By this time the magazine's political radicalism had all but vanished, but in the era of Cool Britannia the ever avant-garde Time Out had its finger on the pulse. Culture was more popular than ever, and most of the major writers were deeply embedded in their fields. "Whatever industry contact you needed," says ex-Editor Dominic Wells, "they would not only know them, they would have been out drinking with them until four in the morning."

Gone was the late-Eighties gloom, and the Time Out office flourished in a state of organised chaos. "There were tonnes of smokers," recalls Wells, "and we'd often get drinks in if people were working late."

6. Time Out International

Time Out will forever be associated with London, but since the Nineties it has successfully spread editions around the world.

The magazine now releases editions in 39 foreign capitals and major cities, including Miami, Tel Aviv, Melbourne and Shanghai. New York was the first port of call - 1995 saw the launch of TONY, an acronym that will not have gone unnoticed by Time Out's founder.

A collage of colour fronted a recent copy of Time Out Hong Kong, using post-it notes to list '50 things we love about Hong Kong'. Examples read 'freedom', 'nightlife', and 'dim sum'.

7. Time Out goes free

In 2012 Time Out used this typically innuendo-laden cover to announce that it would, for the first time, be handed out for free. Management insisted the decision had nothing to do with declining revenues - "it's the right place at the right time" - but the magazine's paid circulation was declining.

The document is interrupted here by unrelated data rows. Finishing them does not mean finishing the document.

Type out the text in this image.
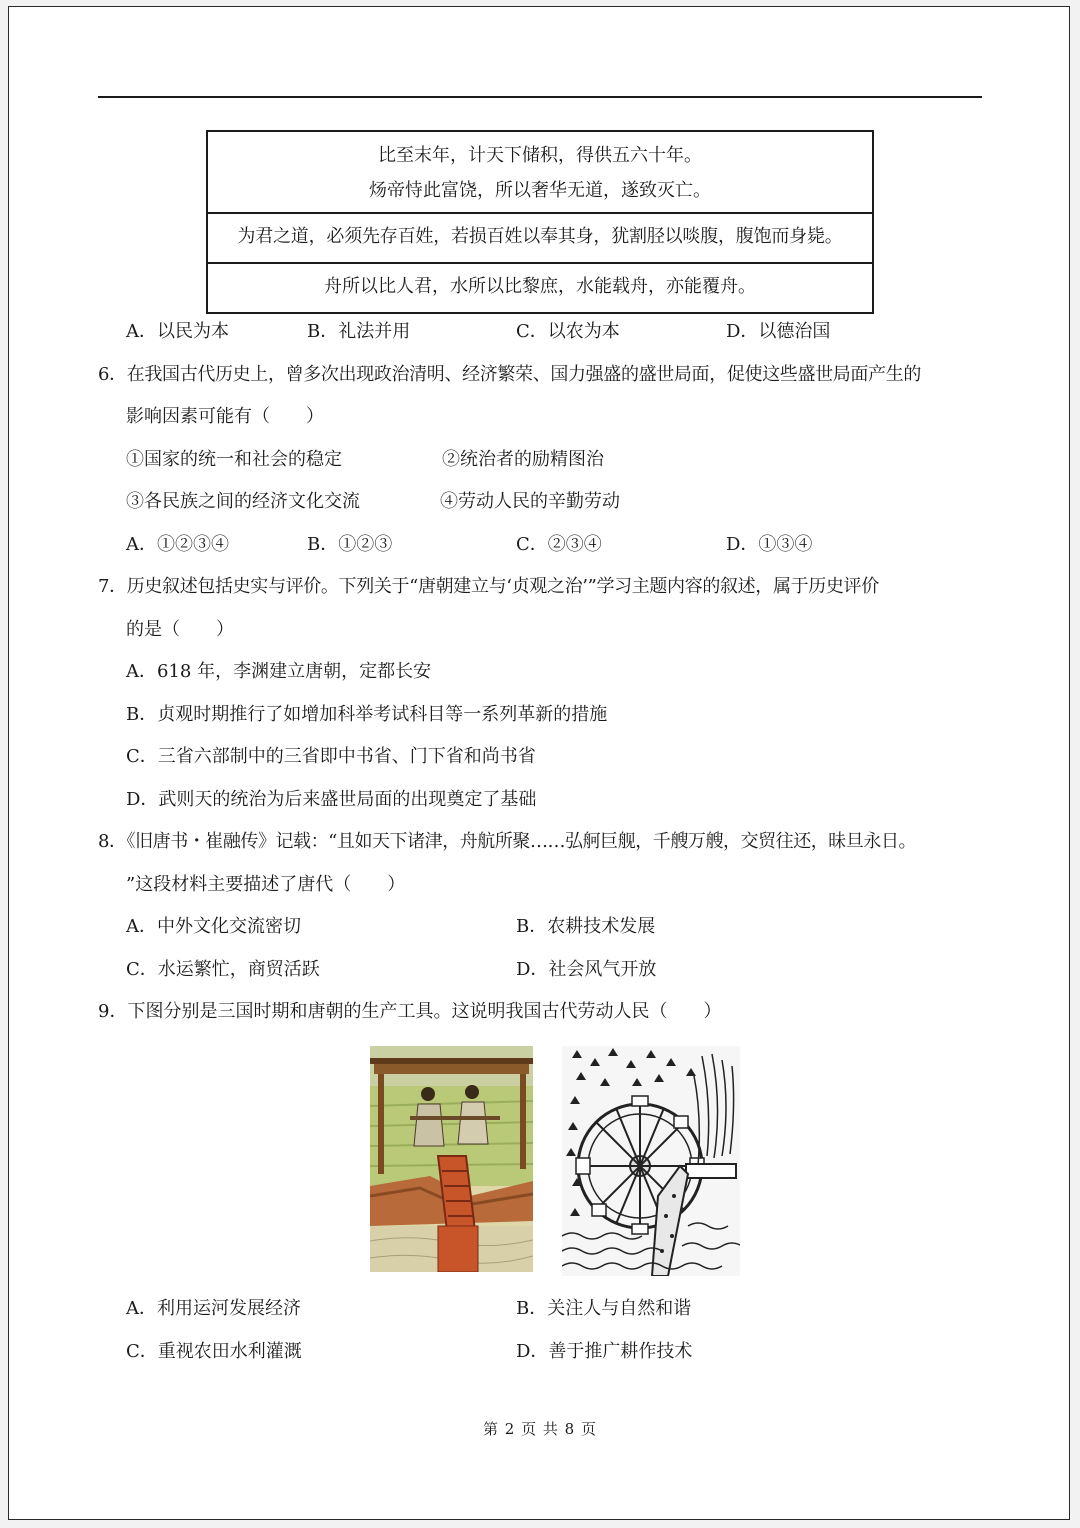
比至末年，计天下储积，得供五六十年。
炀帝恃此富饶，所以奢华无道，遂致灭亡。
为君之道，必须先存百姓，若损百姓以奉其身，犹割胫以啖腹，腹饱而身毙。
舟所以比人君，水所以比黎庶，水能载舟，亦能覆舟。
A．以民为本	B．礼法并用	C．以农为本	D．以德治国
6．在我国古代历史上，曾多次出现政治清明、经济繁荣、国力强盛的盛世局面，促使这些盛世局面产生的
影响因素可能有（　　）
①国家的统一和社会的稳定	②统治者的励精图治
③各民族之间的经济文化交流	④劳动人民的辛勤劳动
A．①②③④	B．①②③	C．②③④	D．①③④
7．历史叙述包括史实与评价。下列关于“唐朝建立与‘贞观之治’”学习主题内容的叙述，属于历史评价
的是（　　）
A．618 年，李渊建立唐朝，定都长安
B．贞观时期推行了如增加科举考试科目等一系列革新的措施
C．三省六部制中的三省即中书省、门下省和尚书省
D．武则天的统治为后来盛世局面的出现奠定了基础
8．《旧唐书・崔融传》记载：“且如天下诸津，舟航所聚……弘舸巨舰，千艘万艘，交贸往还，昧旦永日。
”这段材料主要描述了唐代（　　）
A．中外文化交流密切	B．农耕技术发展
C．水运繁忙，商贸活跃	D．社会风气开放
9．下图分别是三国时期和唐朝的生产工具。这说明我国古代劳动人民（　　）
A．利用运河发展经济	B．关注人与自然和谐
C．重视农田水利灌溉	D．善于推广耕作技术
第 2 页 共 8 页
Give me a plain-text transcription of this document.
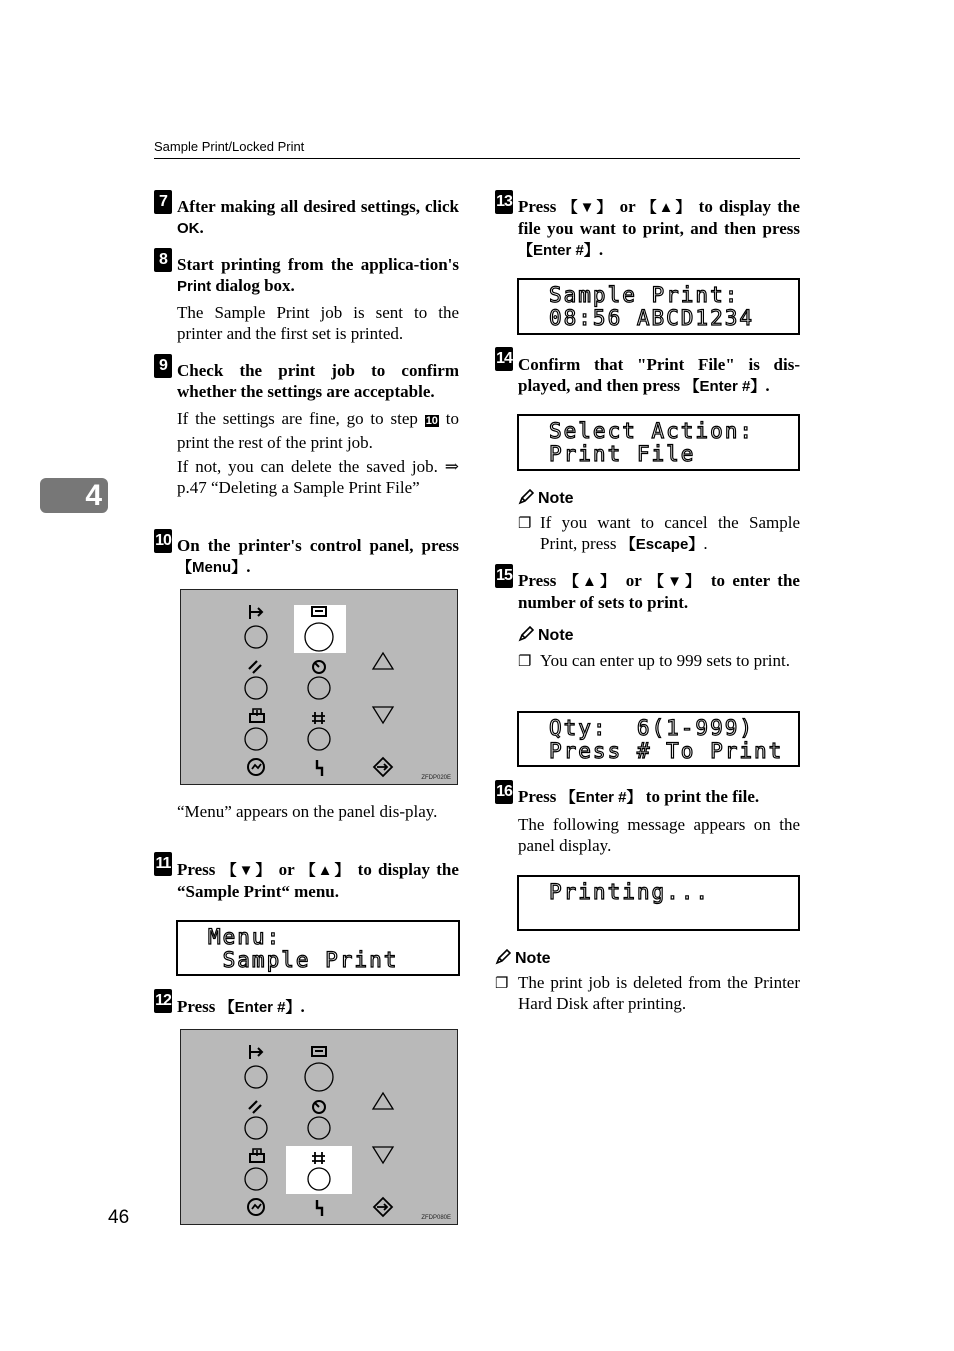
Sample Print/Locked Print
4
46
7 After making all desired settings, click OK.
8 Start printing from the applica-tion's Print dialog box.
The Sample Print job is sent to the printer and the first set is printed.
9 Check the print job to confirm whether the settings are acceptable.
If the settings are fine, go to step 10 to print the rest of the print job.
If not, you can delete the saved job. ⇒ p.47 “Deleting a Sample Print File”
10 On the printer's control panel, press 【Menu】.
ZFDP020E
“Menu” appears on the panel dis-play.
11 Press 【▼】 or 【▲】 to display the “Sample Print“ menu.
Menu:
Sample Print
12 Press 【Enter #】.
ZFDP080E
13 Press 【▼】 or 【▲】 to display the file you want to print, and then press 【Enter #】.
Sample Print:
08:56 ABCD1234
14 Confirm that "Print File" is dis-played, and then press 【Enter #】.
Select Action:
Print File
Note
❐ If you want to cancel the Sample Print, press 【Escape】.
15 Press 【▲】 or 【▼】 to enter the number of sets to print.
Note
❐ You can enter up to 999 sets to print.
Qty:  6(1-999)
Press # To Print
16 Press 【Enter #】 to print the file.
The following message appears on the panel display.
Printing...
Note
❐ The print job is deleted from the Printer Hard Disk after printing.
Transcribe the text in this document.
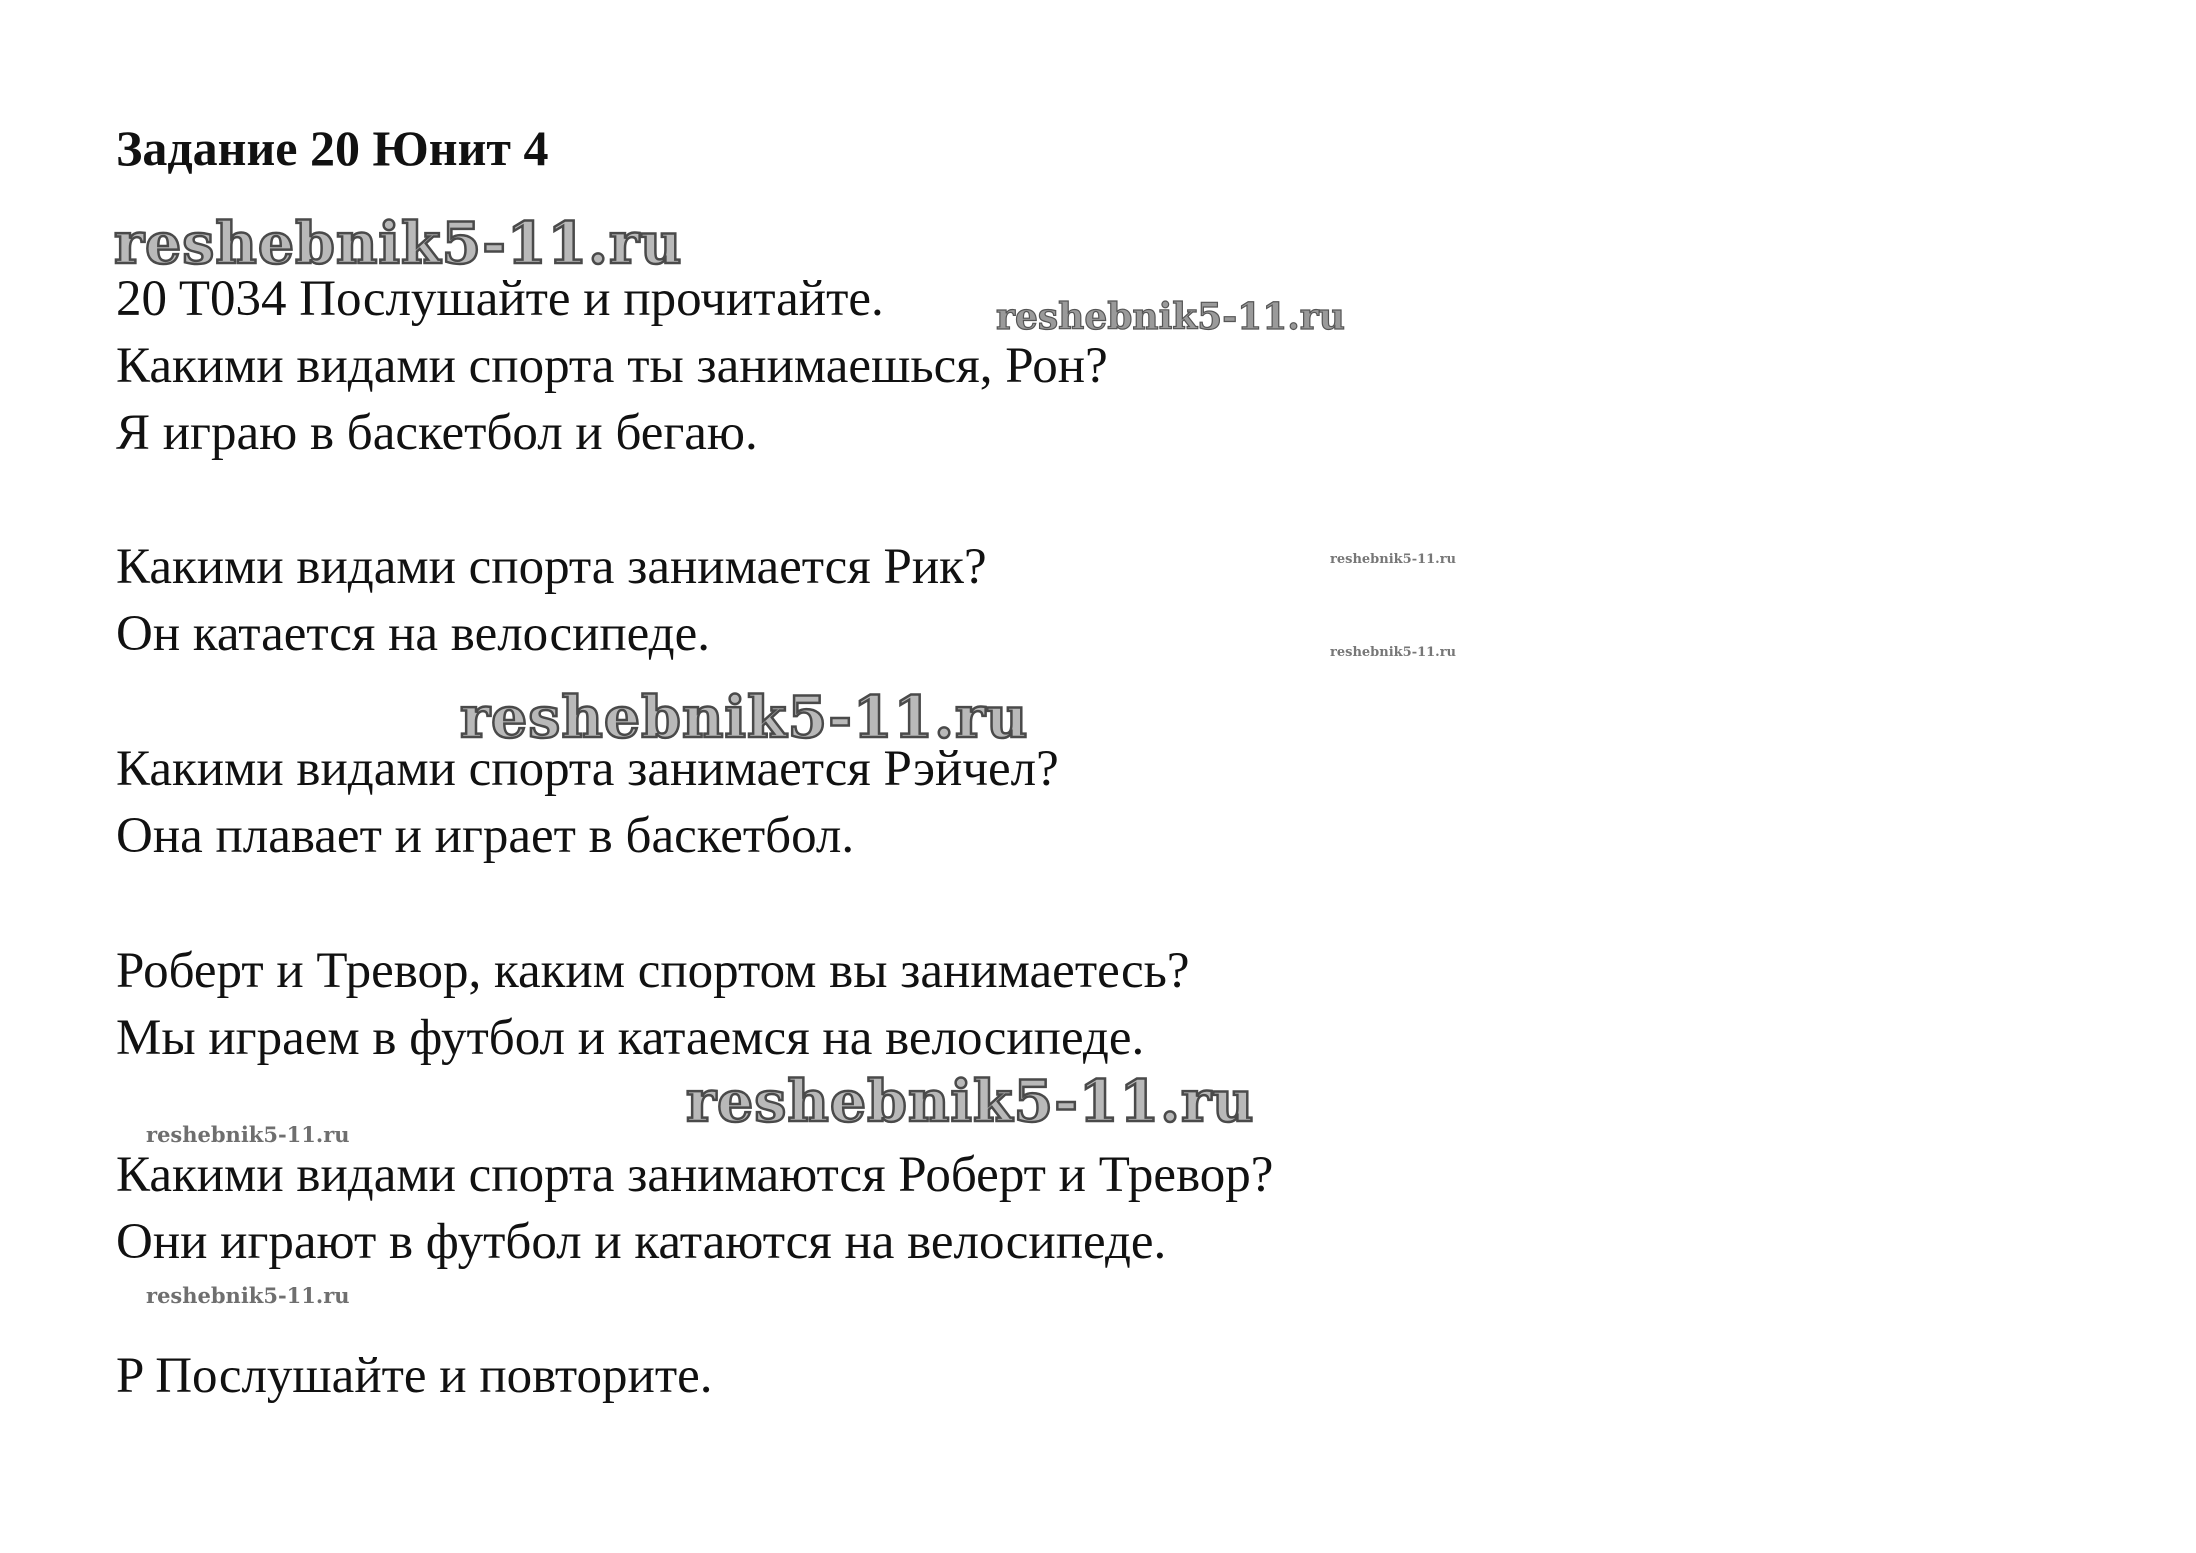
Задание 20 Юнит 4
reshebnik5-11.ru
20 T034 Послушайте и прочитайте.	reshebnik5-11.ru
Какими видами спорта ты занимаешься, Рон?
Я играю в баскетбол и бегаю.
Какими видами спорта занимается Рик?	reshebnik5-11.ru
Он катается на велосипеде.	reshebnik5-11.ru
reshebnik5-11.ru
Какими видами спорта занимается Рэйчел?
Она плавает и играет в баскетбол.
Роберт и Тревор, каким спортом вы занимаетесь?
Мы играем в футбол и катаемся на велосипеде.
reshebnik5-11.ru
reshebnik5-11.ru
Какими видами спорта занимаются Роберт и Тревор?
Они играют в футбол и катаются на велосипеде.
reshebnik5-11.ru
P Послушайте и повторите.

If the internet changed how content was communicated, mobile phones changed the content itself. "Once people could change plans with a call, Londoners became more fickle," says Laura Lee Davies, London Editor across the new millennium. "They didn't need to think ahead, and people were too busy to read something that cost more than £3 every week, let alone do half the things it told them about."

8. Lisbon's LGBT crow

Sex sells, and Time Out knew it. The 'Weird Sex' edition of 1996 eschewed the merely risque for the almost pornographic with a sex doll-inspired cover (sub-heading: 'Are you missing out?'), and sold out almost instantly. A 1986 cover revelled in Soho sleaze - 'the strange secrets of London's black mile' - while a 2014 cover featured a sausage and bun with three simple words: The sex issue.

With sex came sexuality: In 1979, Time Out became the first non-gay publication to devote their cover to LGBT issues, emblazoning an edition with the iconic pink triangle. "The Agitpop pages were essential reading for political activists," recalled Peter Tatchell, "and the news pages gave the best coverage of the new Gay Liberation Front."

An attractive Time Out Lisbon cover in 2016 celebrated the city's gay scene with a crow - the symbol of Lisbon - engulfed by the colours of the rainbow flag.

9. Try not to stare...

Part-magazine part-art installation, a classic New York cover from 2016 exemplified Time Out's grand tradition of experimental, stylised visuals.

The abstract image was designed to symbolise 'the secret side' of New York City - though it's probably not one to marvel at too long if you value your relationship with your eyes.

Other startling covers have featured a cut-out Elvis Presley mask; Frank Zappa's face constructed entirely out of a musical score; and the London skyline transformed into a skull-like visage, with the moon and the face of Big Ben for eyes.